As the pack link severed, I felt my connection to my people snapped in two, like the cable of an elevator, and I was the car that would crash to the ground.
All went silent on the two-hour drive to the edge of pack territory. Because no one spoke much to me through the link, I’d assumed its absence wouldn’t affect me much. I was wrong. Though I wasn’t often spoken to, the push and pull of the thrumming emotions and presence of the pack had been there like the breath I breathe. It existed my entire life and I’d taken it for granted. Now I was utterly, wretchedly alone.
Clinging to the side of the truck bed, my aching back offered to the falling snow, I felt the intense cold numbing the pain a bit.
We were driving through the forest, and I was being jostled, bounced, and battered for the entire trip before the truck finally came to a halt.
One of the warriors exited the truck cab, reached over the side to pick me up like a sack of potatoes, and ruthlessly tossed me into the snow.
“Run,” snarled the warrior who had thrown me on the ground.

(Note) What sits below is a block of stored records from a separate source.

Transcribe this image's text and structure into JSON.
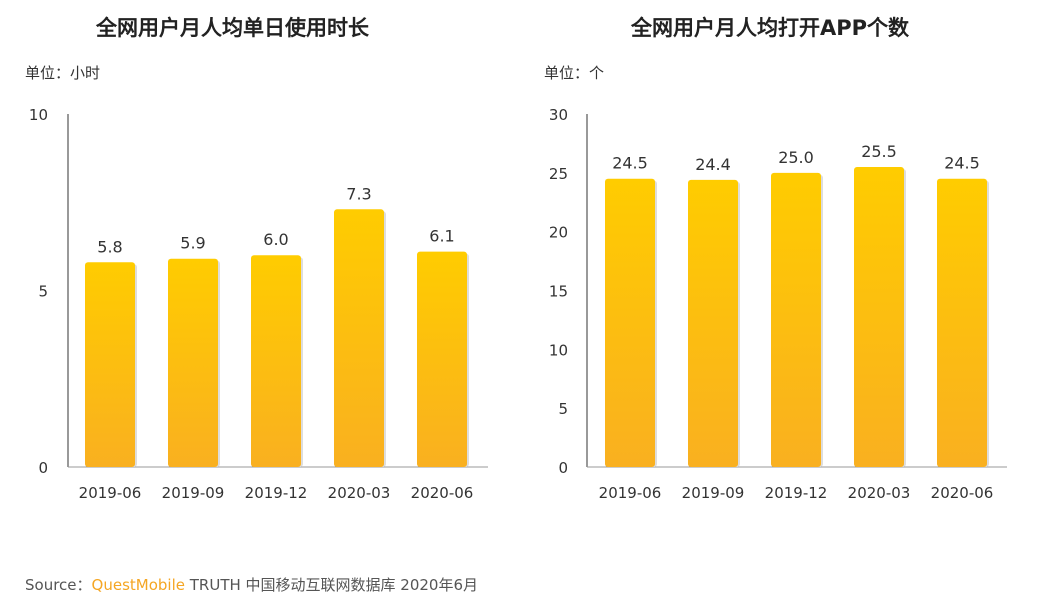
{
  "chart_data": [
    {
      "type": "bar",
      "title": "全网用户月人均单日使用时长",
      "unit": "单位：小时",
      "categories": [
        "2019-06",
        "2019-09",
        "2019-12",
        "2020-03",
        "2020-06"
      ],
      "values": [
        5.8,
        5.9,
        6.0,
        7.3,
        6.1
      ],
      "labels": [
        "5.8",
        "5.9",
        "6.0",
        "7.3",
        "6.1"
      ],
      "ylim": [
        0,
        10
      ],
      "yticks": [
        0,
        5,
        10
      ],
      "bar_color": [
        "#FFCC00",
        "#F9B020"
      ]
    },
    {
      "type": "bar",
      "title": "全网用户月人均打开APP个数",
      "unit": "单位：个",
      "categories": [
        "2019-06",
        "2019-09",
        "2019-12",
        "2020-03",
        "2020-06"
      ],
      "values": [
        24.5,
        24.4,
        25.0,
        25.5,
        24.5
      ],
      "labels": [
        "24.5",
        "24.4",
        "25.0",
        "25.5",
        "24.5"
      ],
      "ylim": [
        0,
        30
      ],
      "yticks": [
        0,
        5,
        10,
        15,
        20,
        25,
        30
      ],
      "bar_color": [
        "#FFCC00",
        "#F9B020"
      ]
    }
  ],
  "footer": {
    "prefix": "Source：",
    "brand": "QuestMobile",
    "rest": " TRUTH 中国移动互联网数据库 2020年6月"
  }
}
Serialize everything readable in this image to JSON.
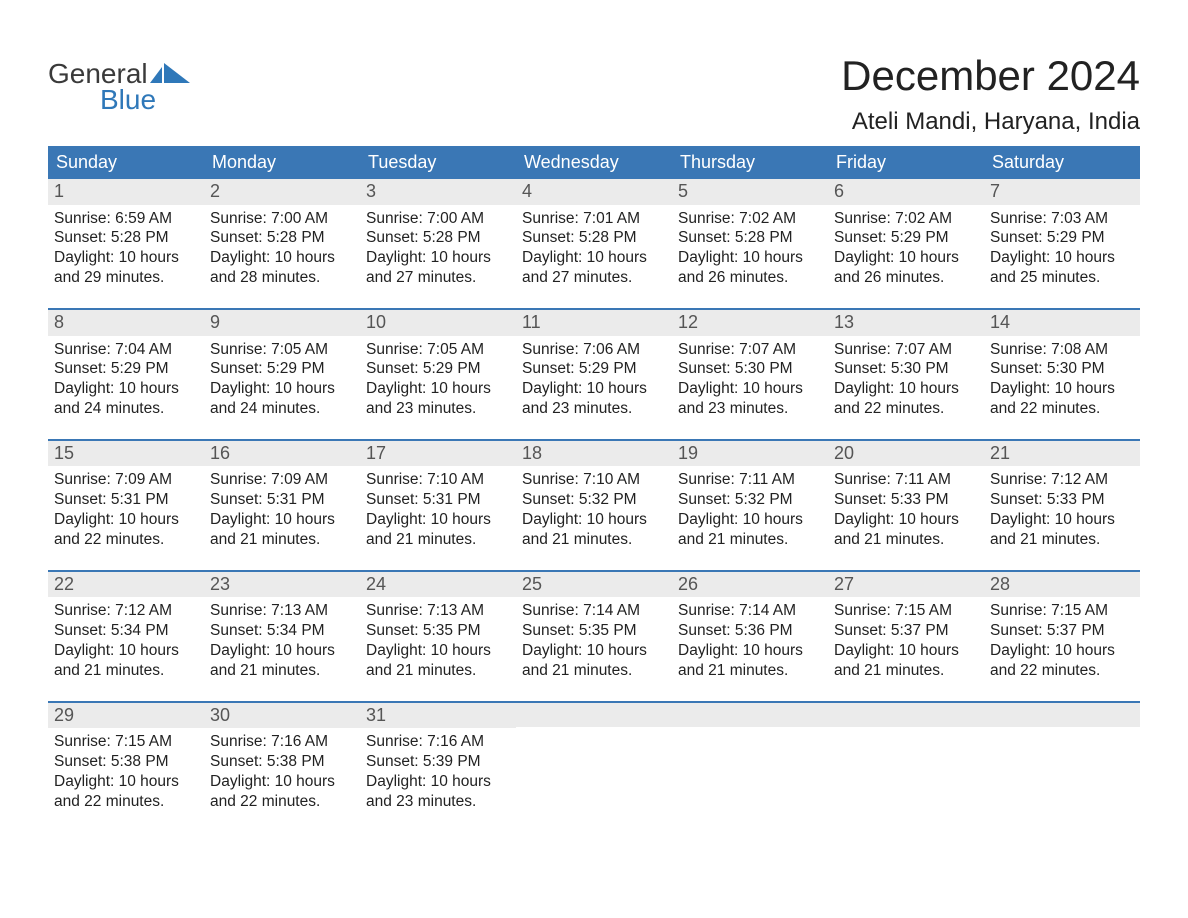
{
  "logo": {
    "text_general": "General",
    "text_blue": "Blue",
    "icon_color": "#2f78b9",
    "general_color": "#3a3a3a"
  },
  "title": "December 2024",
  "location": "Ateli Mandi, Haryana, India",
  "colors": {
    "header_bg": "#3a77b5",
    "header_text": "#ffffff",
    "daynum_bg": "#ebebeb",
    "daynum_text": "#555555",
    "body_text": "#222222",
    "week_border": "#3a77b5",
    "page_bg": "#ffffff"
  },
  "weekdays": [
    "Sunday",
    "Monday",
    "Tuesday",
    "Wednesday",
    "Thursday",
    "Friday",
    "Saturday"
  ],
  "labels": {
    "sunrise": "Sunrise:",
    "sunset": "Sunset:",
    "daylight": "Daylight:"
  },
  "weeks": [
    [
      {
        "day": 1,
        "sunrise": "6:59 AM",
        "sunset": "5:28 PM",
        "daylight": "10 hours and 29 minutes."
      },
      {
        "day": 2,
        "sunrise": "7:00 AM",
        "sunset": "5:28 PM",
        "daylight": "10 hours and 28 minutes."
      },
      {
        "day": 3,
        "sunrise": "7:00 AM",
        "sunset": "5:28 PM",
        "daylight": "10 hours and 27 minutes."
      },
      {
        "day": 4,
        "sunrise": "7:01 AM",
        "sunset": "5:28 PM",
        "daylight": "10 hours and 27 minutes."
      },
      {
        "day": 5,
        "sunrise": "7:02 AM",
        "sunset": "5:28 PM",
        "daylight": "10 hours and 26 minutes."
      },
      {
        "day": 6,
        "sunrise": "7:02 AM",
        "sunset": "5:29 PM",
        "daylight": "10 hours and 26 minutes."
      },
      {
        "day": 7,
        "sunrise": "7:03 AM",
        "sunset": "5:29 PM",
        "daylight": "10 hours and 25 minutes."
      }
    ],
    [
      {
        "day": 8,
        "sunrise": "7:04 AM",
        "sunset": "5:29 PM",
        "daylight": "10 hours and 24 minutes."
      },
      {
        "day": 9,
        "sunrise": "7:05 AM",
        "sunset": "5:29 PM",
        "daylight": "10 hours and 24 minutes."
      },
      {
        "day": 10,
        "sunrise": "7:05 AM",
        "sunset": "5:29 PM",
        "daylight": "10 hours and 23 minutes."
      },
      {
        "day": 11,
        "sunrise": "7:06 AM",
        "sunset": "5:29 PM",
        "daylight": "10 hours and 23 minutes."
      },
      {
        "day": 12,
        "sunrise": "7:07 AM",
        "sunset": "5:30 PM",
        "daylight": "10 hours and 23 minutes."
      },
      {
        "day": 13,
        "sunrise": "7:07 AM",
        "sunset": "5:30 PM",
        "daylight": "10 hours and 22 minutes."
      },
      {
        "day": 14,
        "sunrise": "7:08 AM",
        "sunset": "5:30 PM",
        "daylight": "10 hours and 22 minutes."
      }
    ],
    [
      {
        "day": 15,
        "sunrise": "7:09 AM",
        "sunset": "5:31 PM",
        "daylight": "10 hours and 22 minutes."
      },
      {
        "day": 16,
        "sunrise": "7:09 AM",
        "sunset": "5:31 PM",
        "daylight": "10 hours and 21 minutes."
      },
      {
        "day": 17,
        "sunrise": "7:10 AM",
        "sunset": "5:31 PM",
        "daylight": "10 hours and 21 minutes."
      },
      {
        "day": 18,
        "sunrise": "7:10 AM",
        "sunset": "5:32 PM",
        "daylight": "10 hours and 21 minutes."
      },
      {
        "day": 19,
        "sunrise": "7:11 AM",
        "sunset": "5:32 PM",
        "daylight": "10 hours and 21 minutes."
      },
      {
        "day": 20,
        "sunrise": "7:11 AM",
        "sunset": "5:33 PM",
        "daylight": "10 hours and 21 minutes."
      },
      {
        "day": 21,
        "sunrise": "7:12 AM",
        "sunset": "5:33 PM",
        "daylight": "10 hours and 21 minutes."
      }
    ],
    [
      {
        "day": 22,
        "sunrise": "7:12 AM",
        "sunset": "5:34 PM",
        "daylight": "10 hours and 21 minutes."
      },
      {
        "day": 23,
        "sunrise": "7:13 AM",
        "sunset": "5:34 PM",
        "daylight": "10 hours and 21 minutes."
      },
      {
        "day": 24,
        "sunrise": "7:13 AM",
        "sunset": "5:35 PM",
        "daylight": "10 hours and 21 minutes."
      },
      {
        "day": 25,
        "sunrise": "7:14 AM",
        "sunset": "5:35 PM",
        "daylight": "10 hours and 21 minutes."
      },
      {
        "day": 26,
        "sunrise": "7:14 AM",
        "sunset": "5:36 PM",
        "daylight": "10 hours and 21 minutes."
      },
      {
        "day": 27,
        "sunrise": "7:15 AM",
        "sunset": "5:37 PM",
        "daylight": "10 hours and 21 minutes."
      },
      {
        "day": 28,
        "sunrise": "7:15 AM",
        "sunset": "5:37 PM",
        "daylight": "10 hours and 22 minutes."
      }
    ],
    [
      {
        "day": 29,
        "sunrise": "7:15 AM",
        "sunset": "5:38 PM",
        "daylight": "10 hours and 22 minutes."
      },
      {
        "day": 30,
        "sunrise": "7:16 AM",
        "sunset": "5:38 PM",
        "daylight": "10 hours and 22 minutes."
      },
      {
        "day": 31,
        "sunrise": "7:16 AM",
        "sunset": "5:39 PM",
        "daylight": "10 hours and 23 minutes."
      },
      null,
      null,
      null,
      null
    ]
  ]
}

He didn’t have to tell me twice. I got to my feet and started running. It wasn’t long before my body screamed at me, and my lungs burned, but I ran without stopping anyway. I silently thanked whoever had put my sneakers on me in that cell when I was unconscious. Goddess bless that person.

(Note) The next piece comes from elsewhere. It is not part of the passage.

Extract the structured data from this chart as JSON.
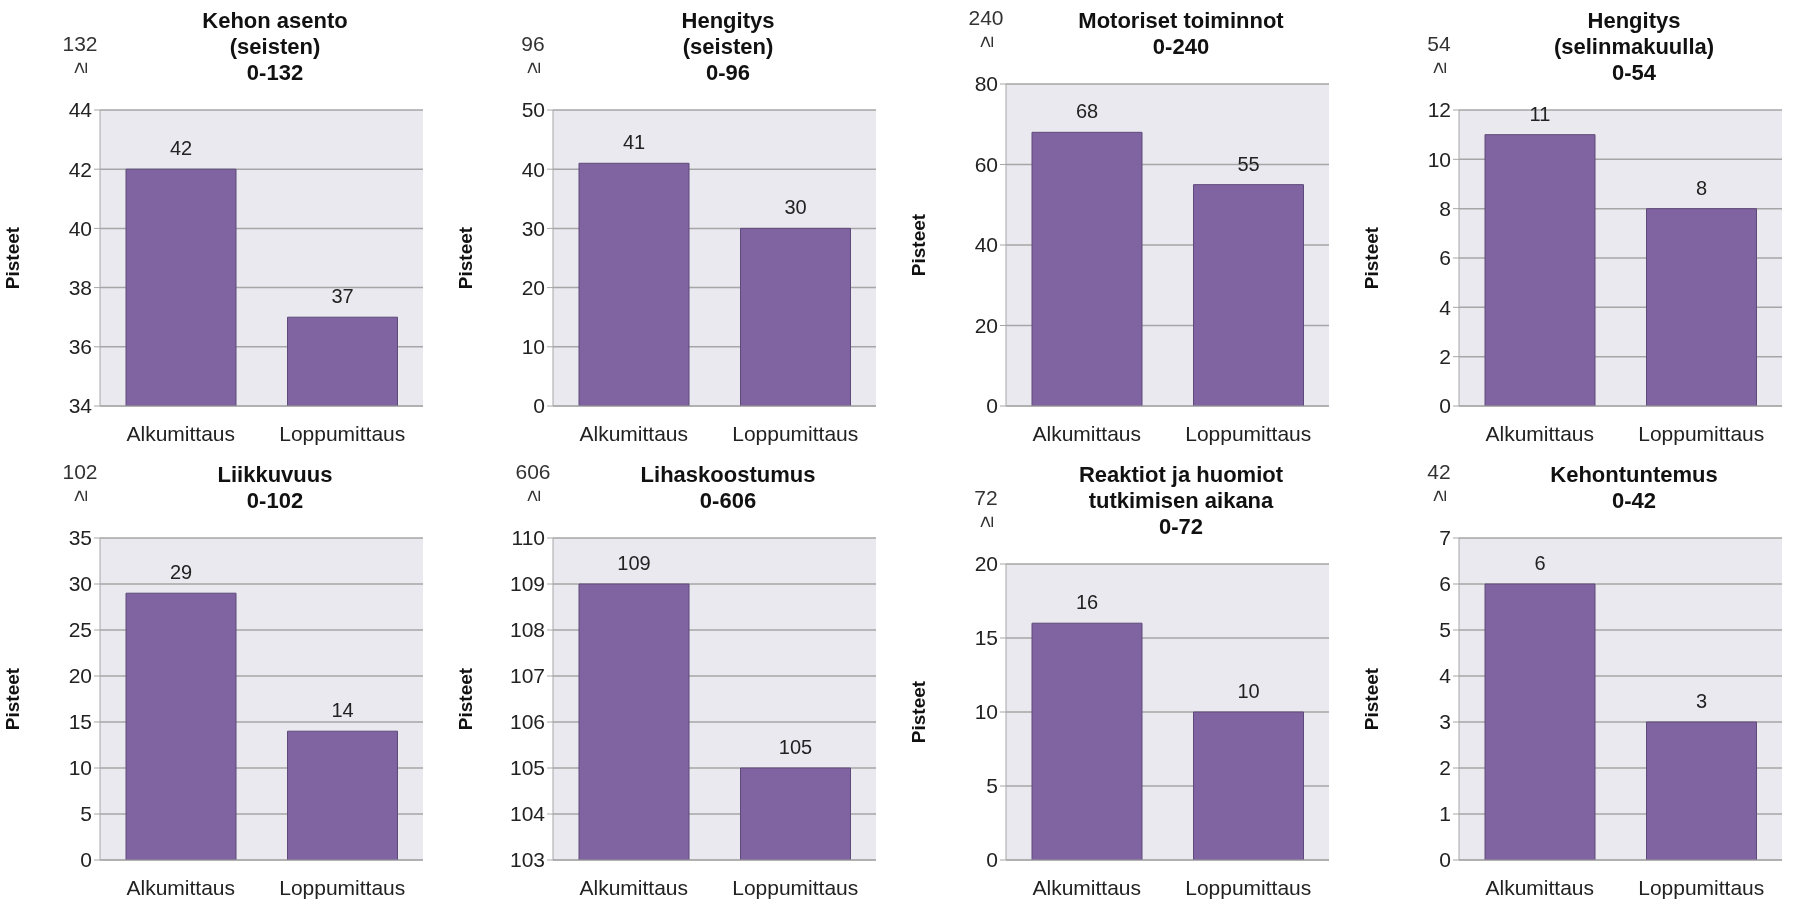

I ran as my shirt was trying to fall off my body, and my shorts were crackling and stiff from the dried blood that saturated them. I ran anyway.
I ran as long as I possibly could before collapsing into a pile of leaves at the foot of the giant oak tree.

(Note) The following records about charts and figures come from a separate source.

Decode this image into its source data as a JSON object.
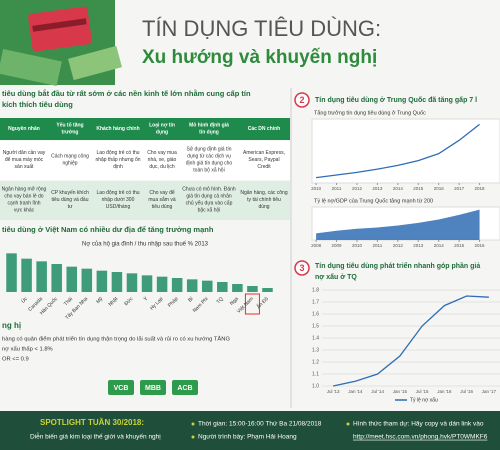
{
  "header": {
    "title": "TÍN DỤNG TIÊU DÙNG:",
    "subtitle": "Xu hướng và khuyến nghị"
  },
  "section1": {
    "heading": [
      "tiêu dùng bắt đầu từ rất sớm ở các nền kinh tế lớn nhằm cung cấp tín",
      "kích thích tiêu dùng"
    ],
    "table": {
      "header": [
        "Nguyên nhân",
        "Yếu tố tăng trưởng",
        "Khách hàng chính",
        "Loại nợ tín dụng",
        "Mô hình định giá tín dụng",
        "Các DN chính"
      ],
      "rows": [
        [
          "Người dân cần vay để mua máy móc sản xuất",
          "Cách mạng công nghiệp",
          "Lao động trẻ có thu nhập thấp nhưng ổn định",
          "Cho vay mua nhà, xe, giáo dục, du lịch",
          "Sử dụng định giá tín dụng từ các dịch vụ định giá tín dụng cho toàn bộ xã hội",
          "American Express, Sears, Paypal Credit"
        ],
        [
          "Ngân hàng mở rộng cho vay bán lẻ do cạnh tranh lĩnh vực khác",
          "CP khuyến khích tiêu dùng và đầu tư",
          "Lao động trẻ có thu nhập dưới 300 USD/tháng",
          "Cho vay để mua sắm và tiêu dùng",
          "Chưa có mô hình. Đánh giá tín dụng cá nhân chủ yếu dựa vào cấp bậc xã hội",
          "Ngân hàng, các công ty tài chính tiêu dùng"
        ]
      ]
    }
  },
  "section_vn": {
    "heading": "tiêu dùng ở Việt Nam có nhiều dư địa để tăng trưởng mạnh"
  },
  "recommend": {
    "heading": "ng hị",
    "lines": [
      "hàng có quản điểm phát triển tín dụng thận trọng do lãi suất và rủi ro có xu hướng TĂNG",
      "nợ xấu thấp < 1.8%",
      "OR <= 0.9"
    ],
    "buttons": [
      "VCB",
      "MBB",
      "ACB"
    ]
  },
  "section2": {
    "number": "2",
    "heading": "Tín dụng tiêu dùng ở Trung Quốc đã tăng gấp 7 l"
  },
  "section3": {
    "number": "3",
    "heading": [
      "Tín dụng tiêu dùng phát triển nhanh góp phần giả",
      "nợ xấu ở TQ"
    ]
  },
  "chart_data": [
    {
      "type": "bar",
      "title": "Nợ của hộ gia đình / thu nhập sau thuế % 2013",
      "color": "#3f9c7a",
      "categories": [
        null,
        "Úc",
        "Canada",
        "Hàn Quốc",
        "Thái",
        "Tây Ban Nha",
        "Mỹ",
        "Nhật",
        "Đức",
        "Ý",
        "Hy Lạp",
        "Pháp",
        "Bỉ",
        "Nam Phi",
        "TQ",
        "Nga",
        "Việt Nam",
        "Ấn Độ"
      ],
      "values": [
        290,
        250,
        230,
        210,
        190,
        175,
        160,
        150,
        140,
        125,
        115,
        105,
        95,
        85,
        75,
        60,
        45,
        30
      ],
      "ylim": [
        0,
        300
      ],
      "highlight": "Việt Nam"
    },
    {
      "type": "line",
      "title": "Tăng trưởng tín dụng tiêu dùng ở Trung Quốc",
      "color": "#2f6db5",
      "x": [
        2010,
        2011,
        2012,
        2013,
        2014,
        2015,
        2016,
        2017,
        2018
      ],
      "values": [
        1,
        1.5,
        2,
        2.6,
        3.3,
        4.2,
        5.5,
        8,
        11
      ],
      "xlim": [
        2009.8,
        2019
      ],
      "xticks": [
        2010,
        2011,
        2012,
        2013,
        2014,
        2015,
        2016,
        2017,
        2018
      ],
      "ylim": [
        0,
        12
      ]
    },
    {
      "type": "area",
      "title": "Tỷ lệ nợ/GDP của Trung Quốc tăng mạnh từ 200",
      "color": "#2f6db5",
      "x": [
        2008,
        2009,
        2010,
        2011,
        2012,
        2013,
        2014,
        2015,
        2016
      ],
      "values": [
        10,
        14,
        17,
        19,
        22,
        26,
        31,
        38,
        46
      ],
      "xlim": [
        2007.8,
        2017
      ],
      "xticks": [
        2008,
        2009,
        2010,
        2011,
        2012,
        2013,
        2014,
        2015,
        2016
      ],
      "ylim": [
        0,
        50
      ]
    },
    {
      "type": "line",
      "color": "#2f6db5",
      "categories": [
        "Jul '13",
        "Jan '14",
        "Jul '14",
        "Jan '15",
        "Jul '15",
        "Jan '16",
        "Jul '16",
        "Jan '17"
      ],
      "series": [
        {
          "name": "Tỷ lệ nợ xấu",
          "color": "#2f6db5",
          "values": [
            1.0,
            1.04,
            1.1,
            1.25,
            1.5,
            1.67,
            1.75,
            1.74
          ]
        }
      ],
      "ylim": [
        1.0,
        1.8
      ],
      "yticks": [
        {
          "value": 1,
          "label": "1.0"
        },
        1.1,
        1.2,
        1.3,
        1.4,
        1.5,
        1.6,
        1.7,
        1.8
      ],
      "grid": true
    }
  ],
  "footer": {
    "spotlight": "SPOTLIGHT TUẦN 30/2018:",
    "topic": "Diễn biến giá kim loại thế giới và khuyến nghị",
    "time": "Thời gian: 15:00-16:00 Thứ Ba 21/08/2018",
    "presenter": "Người trình bày: Phạm Hải Hoang",
    "attend": "Hình thức tham dự: Hãy copy và dán link vào",
    "link": "http://meet.hsc.com.vn/phong.hvk/PT0WMKF6"
  }
}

As my lungs heaved and pumped, begging for more air, the adrenaline began to fade. The precarious and hopeless situation in which I found myself overtook me as my body was racked with shivers from the cold, and gasps for deeper breaths. The fear, the loneliness, and the heartbreak began to diminish as the cold consumed me, embraced me, and pulled me down into the loving arms of oblivion.
I tried to keep my promise to Tristan. I tried to survive, but I was miles from any shelter and didn’t have enough warmth to make it through this cold winter night.
Not having eaten for at least two days, my body was weak to its human flesh. Seduced into the belief that death was a welcome and beloved relief, I had finally surrendered.
I must be dead now. I felt warm and comfortable. There was no more pain in my back, and my limbs were no longer numb. I felt like I could open my eyes and be awake. This must be the afterlife.
I needed to check. I turned a little and opened my eyes to the warm glow of a fire burning in a hearth a few feet away.
It took me several blinks to focus on the man sitting still and quietly in the chair beside the bed. He didn’t seem like an ordinary man or even a wolf.
He appeared to be approximately thirty years old and very tall. Perhaps the most remarkable thing about him was how incredibly beautiful he was, which I observed dispassionately. With black hair and eyes so dark brown they were almost black, he watched me without moving. At all.
Maybe this was the afterlife. I didn’t think a normal person could sit that still. His statuesque lack of motion indicated he wasn’t even breathing. Was he an angel? No…he seemed more dangerous than that. A devil, perhaps?
An amused smile appeared at the corners of his perfectly sculpted mouth, and then he spoke.
“I am neither angel nor devil, Jane Marie Brown. Welcome to my home. You are not dead.”